TIFF REVIEW: Every Thing Will Be Fine
TORONTO— “Every Thing Will Be Fine” is not a film for Hollywood and the Cineplex masses. For much of its two hours, it is understated to a fault.
James Franco leads as Tomas, a brooding writer left emotionally stunted by a tragic accident. It’s hard to know what he feels, however—he keeps it buried beneath a furrowed brow. The violins of the film’s score do much of the heavy lifting in letting less attentive viewers know exactly what emotion is playing out.
The accident is the darkest chapter of the film, but for Tomas there does seem to be a side-effect. His career as a writer climbs with every passing year, even if he somehow remains emotionally locked down and cut off from everyone who loves him.
And this is where the strength of the film appears—in its subtlety. There are words left unsaid, feelings left permanently buried, and loss that languishes in remorse not quite potent enough to boil over into despair.
Canadian Rachel McAdams play Tomas’s long-suffering girlfriend, a woman waiting for a man to open up, to give himself to her, only to be let down again and again.
Tomas is never quite the man one might want him to be, and that too is honest. Franco plays a character who seeks just enough redemption to make himself satisfied but not enough to make it meaningful.
It’s hard to share much of the plot without giving too much of it away.
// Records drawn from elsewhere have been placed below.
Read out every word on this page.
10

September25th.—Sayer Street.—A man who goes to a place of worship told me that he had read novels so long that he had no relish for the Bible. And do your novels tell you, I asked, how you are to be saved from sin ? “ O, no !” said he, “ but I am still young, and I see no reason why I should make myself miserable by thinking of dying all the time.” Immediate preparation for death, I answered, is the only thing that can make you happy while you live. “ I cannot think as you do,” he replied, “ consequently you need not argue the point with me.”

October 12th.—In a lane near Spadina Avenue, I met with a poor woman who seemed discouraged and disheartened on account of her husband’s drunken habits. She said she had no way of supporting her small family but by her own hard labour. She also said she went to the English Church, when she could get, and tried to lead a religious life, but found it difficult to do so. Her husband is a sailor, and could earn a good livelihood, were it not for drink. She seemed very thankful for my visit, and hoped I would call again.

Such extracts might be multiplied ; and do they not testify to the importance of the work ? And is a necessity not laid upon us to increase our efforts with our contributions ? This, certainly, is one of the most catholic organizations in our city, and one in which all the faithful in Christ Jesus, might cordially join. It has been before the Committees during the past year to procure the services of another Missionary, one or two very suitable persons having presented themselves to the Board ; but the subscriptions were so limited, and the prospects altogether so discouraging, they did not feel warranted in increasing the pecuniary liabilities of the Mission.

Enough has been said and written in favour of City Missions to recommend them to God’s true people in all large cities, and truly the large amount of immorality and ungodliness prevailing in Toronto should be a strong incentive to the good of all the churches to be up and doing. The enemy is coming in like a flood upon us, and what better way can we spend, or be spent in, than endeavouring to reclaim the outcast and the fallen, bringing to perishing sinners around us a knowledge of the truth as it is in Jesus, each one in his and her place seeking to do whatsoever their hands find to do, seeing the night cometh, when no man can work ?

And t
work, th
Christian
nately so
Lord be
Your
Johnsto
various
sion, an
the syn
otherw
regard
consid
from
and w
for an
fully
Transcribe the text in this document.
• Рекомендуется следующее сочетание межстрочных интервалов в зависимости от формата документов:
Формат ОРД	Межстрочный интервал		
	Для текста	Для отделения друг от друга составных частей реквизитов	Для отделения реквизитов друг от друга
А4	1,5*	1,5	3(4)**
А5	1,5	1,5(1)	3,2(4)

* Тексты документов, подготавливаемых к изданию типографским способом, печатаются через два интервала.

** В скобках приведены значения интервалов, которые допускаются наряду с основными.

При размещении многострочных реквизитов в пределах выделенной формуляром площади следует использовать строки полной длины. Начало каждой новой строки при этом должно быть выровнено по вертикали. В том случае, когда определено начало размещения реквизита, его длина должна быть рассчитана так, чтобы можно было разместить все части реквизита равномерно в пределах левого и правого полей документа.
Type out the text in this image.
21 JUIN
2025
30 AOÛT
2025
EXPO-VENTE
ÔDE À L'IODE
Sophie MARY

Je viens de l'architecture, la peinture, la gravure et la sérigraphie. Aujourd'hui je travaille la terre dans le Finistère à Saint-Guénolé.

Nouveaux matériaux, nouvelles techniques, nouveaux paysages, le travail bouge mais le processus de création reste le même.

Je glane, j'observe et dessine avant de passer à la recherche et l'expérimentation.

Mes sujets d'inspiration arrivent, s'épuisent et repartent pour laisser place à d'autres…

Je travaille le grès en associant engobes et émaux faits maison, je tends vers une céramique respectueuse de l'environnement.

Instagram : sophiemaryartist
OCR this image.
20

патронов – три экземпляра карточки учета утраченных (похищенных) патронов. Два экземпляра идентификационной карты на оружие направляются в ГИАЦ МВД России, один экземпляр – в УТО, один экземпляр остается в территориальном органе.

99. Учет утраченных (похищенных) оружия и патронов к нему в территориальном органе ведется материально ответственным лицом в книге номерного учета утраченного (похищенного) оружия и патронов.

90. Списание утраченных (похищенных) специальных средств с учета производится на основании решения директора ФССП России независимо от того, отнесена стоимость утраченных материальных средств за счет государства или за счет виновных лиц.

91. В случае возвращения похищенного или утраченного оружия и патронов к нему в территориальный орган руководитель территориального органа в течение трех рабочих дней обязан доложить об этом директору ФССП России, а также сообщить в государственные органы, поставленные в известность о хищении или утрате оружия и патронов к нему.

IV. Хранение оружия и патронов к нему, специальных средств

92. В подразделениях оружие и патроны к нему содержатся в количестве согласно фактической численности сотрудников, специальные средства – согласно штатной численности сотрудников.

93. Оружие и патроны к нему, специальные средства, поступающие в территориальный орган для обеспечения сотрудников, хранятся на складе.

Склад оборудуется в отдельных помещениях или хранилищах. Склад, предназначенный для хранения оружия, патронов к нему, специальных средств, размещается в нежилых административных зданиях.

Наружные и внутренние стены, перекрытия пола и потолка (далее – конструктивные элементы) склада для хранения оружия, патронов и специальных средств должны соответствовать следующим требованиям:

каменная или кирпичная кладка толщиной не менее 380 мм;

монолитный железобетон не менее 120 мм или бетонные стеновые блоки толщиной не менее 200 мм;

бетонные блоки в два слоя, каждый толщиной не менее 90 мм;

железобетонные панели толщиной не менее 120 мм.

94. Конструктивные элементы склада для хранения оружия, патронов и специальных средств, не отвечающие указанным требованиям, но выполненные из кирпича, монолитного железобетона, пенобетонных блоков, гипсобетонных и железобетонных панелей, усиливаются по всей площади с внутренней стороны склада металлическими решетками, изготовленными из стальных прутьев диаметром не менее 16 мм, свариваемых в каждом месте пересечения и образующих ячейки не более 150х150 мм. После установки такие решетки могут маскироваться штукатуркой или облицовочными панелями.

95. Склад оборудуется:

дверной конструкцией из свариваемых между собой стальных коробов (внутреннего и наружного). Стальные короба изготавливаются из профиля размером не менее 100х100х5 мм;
This is not a film with an abundance of plot. It is as much about what doesn’t happen as what does, and it tries to make that point in part through 3-D.
It’s not the first drama to be shot in 3-D, but still among a small enough club to make it unique. “Every Thing Will Be Fine” uses the layered effect of 3-D to add to the theme rather than the action.
And that’s where it falls short. Too often it begs the question, “Where is this going?” And in the end, it seems not terribly far, but small are the changes of a man and few are the average person’s great adventures. This is a film about everyday people facing everyday tragedy, and it captures that with dignity and sincerity.
McAdams pulls off a reasonable French accent and offers some of the emotion needed to make the film more engaging. But this movie is mainly about an absence of emotion or least an absence of expression, so it’s not surprising that she doesn’t stick around for long.
For those who want to sit back and be enthralled, “Everything Will Be Fine” likely won’t deliver. For those who want to pay attention, to look at and think about what they are seeing, it offers a chance to consider what moves people, and what common gestures really mean.